One for the descents

BikeRadar score3/5

Voodoo's bikes are available as bare frames only in the US, but in the UK, Halfords’ buying power means complete bikes with tempting-looking specs are available off the shelf. The Zobop’s 10-speed transmission, twin air springs and 150mm of travel look good value for the asking price.

A bike that emphasises gravity-fuelled fun at the expense of cross-country pace, the Zobop is nevertheless well worth a look if you’re not bothered about getting to the top of every climb as fast as possible.

Ride & handling: Unflinching downhill performance coupled with excellent high-speed handling

At 13.9kg/30.7lb, the Voodoo weighs in the same ballpark as some of its shorter-travel competition. But with its compact ride position and big volume tyres, it’s not going to be setting any speed records on the climbs.

There’s plenty of grip and the RockShox Monarch rear shock does a good job of keeping the rear wheel planted, but slightly ponderous steering, heavy wheels and the stubby stem don’t encourage lactic burn. Coming down the other side is a very different story, though.

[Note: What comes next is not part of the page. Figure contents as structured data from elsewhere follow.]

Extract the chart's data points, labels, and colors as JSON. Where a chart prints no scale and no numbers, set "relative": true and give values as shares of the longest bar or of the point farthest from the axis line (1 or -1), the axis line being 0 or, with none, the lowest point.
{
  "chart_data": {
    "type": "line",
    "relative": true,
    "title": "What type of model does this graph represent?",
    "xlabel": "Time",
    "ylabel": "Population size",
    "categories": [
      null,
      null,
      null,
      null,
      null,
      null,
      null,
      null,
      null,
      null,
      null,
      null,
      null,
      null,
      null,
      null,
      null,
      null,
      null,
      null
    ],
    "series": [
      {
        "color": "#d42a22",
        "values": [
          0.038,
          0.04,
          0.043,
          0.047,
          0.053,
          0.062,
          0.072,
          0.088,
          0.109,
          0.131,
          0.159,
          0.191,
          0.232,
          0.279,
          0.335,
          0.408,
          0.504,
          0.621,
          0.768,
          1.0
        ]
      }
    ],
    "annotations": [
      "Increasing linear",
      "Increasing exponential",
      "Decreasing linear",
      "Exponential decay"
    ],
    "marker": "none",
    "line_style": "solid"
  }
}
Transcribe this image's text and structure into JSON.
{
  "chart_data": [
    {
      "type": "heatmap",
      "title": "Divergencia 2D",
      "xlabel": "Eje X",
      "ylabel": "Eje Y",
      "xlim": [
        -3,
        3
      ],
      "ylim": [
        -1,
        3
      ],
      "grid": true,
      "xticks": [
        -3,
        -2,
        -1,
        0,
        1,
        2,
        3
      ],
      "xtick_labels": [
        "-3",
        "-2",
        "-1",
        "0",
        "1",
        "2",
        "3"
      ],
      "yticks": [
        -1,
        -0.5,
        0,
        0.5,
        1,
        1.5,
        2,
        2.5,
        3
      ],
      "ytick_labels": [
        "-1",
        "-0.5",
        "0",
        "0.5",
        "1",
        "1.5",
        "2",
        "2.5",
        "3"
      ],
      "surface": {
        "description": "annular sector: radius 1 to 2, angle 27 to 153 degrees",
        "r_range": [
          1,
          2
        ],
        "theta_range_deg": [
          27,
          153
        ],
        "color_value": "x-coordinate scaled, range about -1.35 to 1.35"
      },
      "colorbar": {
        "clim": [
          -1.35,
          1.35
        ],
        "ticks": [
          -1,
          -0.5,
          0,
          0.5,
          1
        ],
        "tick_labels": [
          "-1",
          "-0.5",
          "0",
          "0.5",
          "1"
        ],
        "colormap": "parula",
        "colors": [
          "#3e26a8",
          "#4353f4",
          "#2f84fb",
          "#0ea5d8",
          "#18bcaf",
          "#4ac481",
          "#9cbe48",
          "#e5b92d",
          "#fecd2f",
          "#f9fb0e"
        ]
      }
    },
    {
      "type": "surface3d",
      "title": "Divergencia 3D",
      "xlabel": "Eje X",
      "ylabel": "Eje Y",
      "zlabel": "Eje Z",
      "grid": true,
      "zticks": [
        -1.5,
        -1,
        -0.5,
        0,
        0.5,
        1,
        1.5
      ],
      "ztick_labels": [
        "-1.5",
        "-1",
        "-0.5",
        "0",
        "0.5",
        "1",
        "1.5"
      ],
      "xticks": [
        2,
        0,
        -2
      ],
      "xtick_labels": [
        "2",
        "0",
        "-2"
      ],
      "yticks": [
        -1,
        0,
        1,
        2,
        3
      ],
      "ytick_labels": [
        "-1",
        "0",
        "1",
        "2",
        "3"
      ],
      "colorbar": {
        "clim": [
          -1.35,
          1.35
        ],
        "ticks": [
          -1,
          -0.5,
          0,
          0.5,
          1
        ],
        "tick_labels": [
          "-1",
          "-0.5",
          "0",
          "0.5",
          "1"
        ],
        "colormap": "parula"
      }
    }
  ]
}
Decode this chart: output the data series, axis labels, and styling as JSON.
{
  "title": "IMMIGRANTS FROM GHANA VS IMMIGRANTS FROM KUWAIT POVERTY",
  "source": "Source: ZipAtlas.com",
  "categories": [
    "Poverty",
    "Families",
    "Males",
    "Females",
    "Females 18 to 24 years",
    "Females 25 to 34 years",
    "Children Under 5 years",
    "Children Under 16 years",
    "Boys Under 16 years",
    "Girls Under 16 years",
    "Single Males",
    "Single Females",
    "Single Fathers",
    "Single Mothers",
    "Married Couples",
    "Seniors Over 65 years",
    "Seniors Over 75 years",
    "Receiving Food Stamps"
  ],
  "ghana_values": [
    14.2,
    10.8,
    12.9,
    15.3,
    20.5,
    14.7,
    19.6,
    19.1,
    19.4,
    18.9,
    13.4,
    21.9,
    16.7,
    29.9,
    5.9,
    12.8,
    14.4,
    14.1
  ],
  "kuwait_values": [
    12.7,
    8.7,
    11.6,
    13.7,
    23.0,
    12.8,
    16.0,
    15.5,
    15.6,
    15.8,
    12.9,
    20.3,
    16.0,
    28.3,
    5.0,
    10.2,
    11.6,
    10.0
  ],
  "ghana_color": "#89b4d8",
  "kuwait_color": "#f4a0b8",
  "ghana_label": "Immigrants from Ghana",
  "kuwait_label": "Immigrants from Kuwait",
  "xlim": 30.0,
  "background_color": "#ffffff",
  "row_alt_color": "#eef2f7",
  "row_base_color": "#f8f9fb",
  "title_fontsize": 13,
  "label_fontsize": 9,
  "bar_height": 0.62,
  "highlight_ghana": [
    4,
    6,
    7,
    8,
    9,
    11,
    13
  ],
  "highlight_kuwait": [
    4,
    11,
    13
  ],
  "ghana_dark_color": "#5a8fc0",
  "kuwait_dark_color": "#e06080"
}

As the pace picks up the fork comes into its own, shrugging off the kind of rubble-strewn lines that’d normally be a reason to reach for the brakes and offering precise, wobble-free steering courtesy of the Maxle Lite axle. The rear end follows through willingly, giving the Voodoo a turn of downhill speed that’s bound to slap a grin on every rider’s face.

Frame: Extra travel and laidback angles will suit value-conscious big-mountain riders

The Zobop’s only visible concessions to current frame design trends are a large, tapered head tube and subtly ‘S’ curved down tube. The beefy front end does away with the need for any additional reinforcing gussets in spite of a geometry built to take a fork up to 150mm, while the straight seat tube makes it possible to drop the seatpost right the way down for really steep stuff.

At the rear, a simple swingarm rotates around a virtual pivot courtesy of a short linkage aft of the bottom bracket and drives the shock via a pair of bolted-together linkage plates. All the moving bits turn on sealed cartridge bearings for smooth running and longer life. The RockShox Revelation fork plugged into the front is supposed to be the 150mm version, although our pre-production test sample turned up with just 130mm on tap.

When we tested the Zobop’s cheaper counterpart, the Canzo we pointed out that its relatively steep geometry wasn’t best suited to a 140mm-travel machine. Interestingly, the Zobop doesn’t fall into the same trap. Even with the 130mm fork, a 66-degree head angle is on the money for the travel on offer.

Equipment: Good value for the asking price, with a decent fork and 10-speed drivetrain

A RockShox Monarch shock complements the front’s performance well, while a full Shimano 10-speed transmission is good to see, though it might have helped if Halfords hadn’t sent the bike with a chain five links too short. The difference over nine-speed is minimal though, and we’d prefer the 36-tooth large sprocket option over the Voodoo’s 11-34-tooth close ratio cassette.

The Allen key seat clamp fitted to our test bike is a minor irritation on a model that’s at its best being thrown down steep, lumpy bits of geology as fast as possible. The good news is that, if you ride steep stuff a lot, you can fit a height-adjustable seatpost and run a remote to the bars via the dedicated cable guides fitted to the top tube.